Example Data Table
These sample entries demonstrate typical round penetrations and joint beads.
| Item | Count | Hole Diameter | Pipe/Cable OD | Sealant Depth | Joint Length | Bead (W×D) |
|---|---|---|---|---|---|---|
| Electrical conduit | 8 | 90 mm | 63 mm | 25 mm | — | — |
| Data cable bundle | 4 | 60 mm | 35 mm | 20 mm | — | — |
| Head-of-wall joint | — | — | — | — | 12 m | 20×20 mm |
| Perimeter joint | — | — | — | — | 18 m | 15×25 mm |
Formula Used
1) Round penetration (annular space)
- Annular area: A = (π/4) × (Dhole2 − Ditem2)
- Volume for penetrations: Vround = A × t × N
- Where t is sealant depth, and N is count.
2) Linear joint (bead approximation)
- Bead cross-section (approx.): Abead = w × d
- Joint volume: Vjoint = Abead × L
- Where L is joint length, w width, d depth.
3) Total with waste
- Base volume: Vbase = Vround + Vjoint
- Final volume: V = Vbase × (1 + Waste%/100)

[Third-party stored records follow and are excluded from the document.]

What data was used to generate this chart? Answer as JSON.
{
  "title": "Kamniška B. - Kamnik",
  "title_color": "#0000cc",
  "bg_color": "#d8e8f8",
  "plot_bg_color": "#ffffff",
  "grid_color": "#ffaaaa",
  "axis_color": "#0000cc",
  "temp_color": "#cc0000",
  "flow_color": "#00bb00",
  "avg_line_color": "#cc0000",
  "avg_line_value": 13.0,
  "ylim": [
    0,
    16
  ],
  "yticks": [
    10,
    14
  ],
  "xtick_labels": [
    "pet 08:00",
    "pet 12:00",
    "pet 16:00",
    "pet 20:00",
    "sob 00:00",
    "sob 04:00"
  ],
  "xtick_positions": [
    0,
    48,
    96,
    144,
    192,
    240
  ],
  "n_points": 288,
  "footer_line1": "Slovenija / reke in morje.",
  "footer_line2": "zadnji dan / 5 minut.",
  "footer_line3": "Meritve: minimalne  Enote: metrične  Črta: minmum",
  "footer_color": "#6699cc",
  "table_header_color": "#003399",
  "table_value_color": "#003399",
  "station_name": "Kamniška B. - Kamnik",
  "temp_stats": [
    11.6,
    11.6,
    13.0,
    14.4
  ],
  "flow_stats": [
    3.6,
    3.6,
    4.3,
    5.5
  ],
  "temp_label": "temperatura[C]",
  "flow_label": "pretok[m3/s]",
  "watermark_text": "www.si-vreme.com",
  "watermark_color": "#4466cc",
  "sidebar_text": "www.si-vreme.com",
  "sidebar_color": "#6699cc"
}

- Cartridges: C = ceil(VmL / CartridgemL)
How to Use This Calculator
- Select your measurement units for diameters and depths.
- Enable round penetrations and enter hole, item, and depth.
- Enable linear joints and provide length and bead sizes.
- Set waste factor, cartridge size, and optional density.
- Press Calculate to view results above the form.
Firestop Sealant Quantity Planning
1) Scope and typical applications
Firestop sealant restores fire and smoke resistance where services pass through rated walls and floors. It is also used at head-of-wall, perimeter, and control joints when the tested system requires a bead. This calculator covers both penetrations and linear joints to support takeoffs, purchasing, and crew planning.
2) Key inputs and field measurements
Count penetrations, measure hole or sleeve diameter, then measure pipe or cable outside diameter. Record the required sealant depth from the listed system, because depth drives volume. For joints, measure total length and the required bead width and depth from the detail. You may enter diameters in millimeters or inches, and joint length in meters or feet; the tool normalizes units internally. When openings are irregular, measure the smallest effective diameter that matches the listing limits.
3) Penetrations: annular space filling
Penetration volume is calculated from annular area multiplied by sealant depth and count. Annular area equals the hole area minus the service area, producing a uniform ring quantity. If backing material is specified, only enter the sealant thickness above the backing.
4) Linear joints: bead-based estimating
Joint consumption uses bead area (width × depth) multiplied by joint length. The bead is approximated as a rectangle, which is appropriate for estimating and often conservative. Keep bead dimensions aligned with the tested assembly and the installer’s tooling method.
5) Procurement, waste, and quality control
Results convert volume to cartridges, apply waste, and optionally estimate weight using density. Use waste to cover nozzle losses, rework, and irregular voids. The joint section also provides an approximate coverage per cartridge, helping you stage materials by area. Document the system listing, backing type, and curing limits before ordering and installation. Store sealant within the manufacturer’s temperature range to protect workability and cure performance.
FAQs
1) Is this calculator a substitute for a tested firestop listing?
No. It estimates quantities for planning. Compliance depends on the listed system details, including annular space limits, backing requirements, sealant depth, substrate, and penetrating item type.
2) What sealant depth should I enter for penetrations?
Use the specified sealant thickness from the system listing. If a backing material is required, enter only the sealant depth above the backing, not the full wall or slab thickness.
3) How does the joint bead calculation work?
It multiplies bead width by bead depth to get area, then multiplies by joint length for volume. The bead is approximated as a rectangle for a practical field estimate.
4) Why does it round cartridges up?
Sealant is purchased as whole cartridges or sausages, so the calculator uses a round-up rule. This also helps avoid shortages caused by nozzle losses and small voids.
5) What waste factor is reasonable?
Many teams use 5–15% depending on crew experience, rework risk, and bead complexity. Increase waste if the work includes overhead applications, irregular openings, or frequent start/stop runs.
6) Can I use inches for diameters and depths?
Yes. Select “inch” for diameters and depths. Joint length can still be entered in meters or feet. Internally, everything is converted to millimeters for consistent volume calculations.
7) How do I estimate weight for transport and storage?
Enter the product density in g/mL from the datasheet. The calculator multiplies density by total mL to estimate mass, which helps with handling limits and site logistics.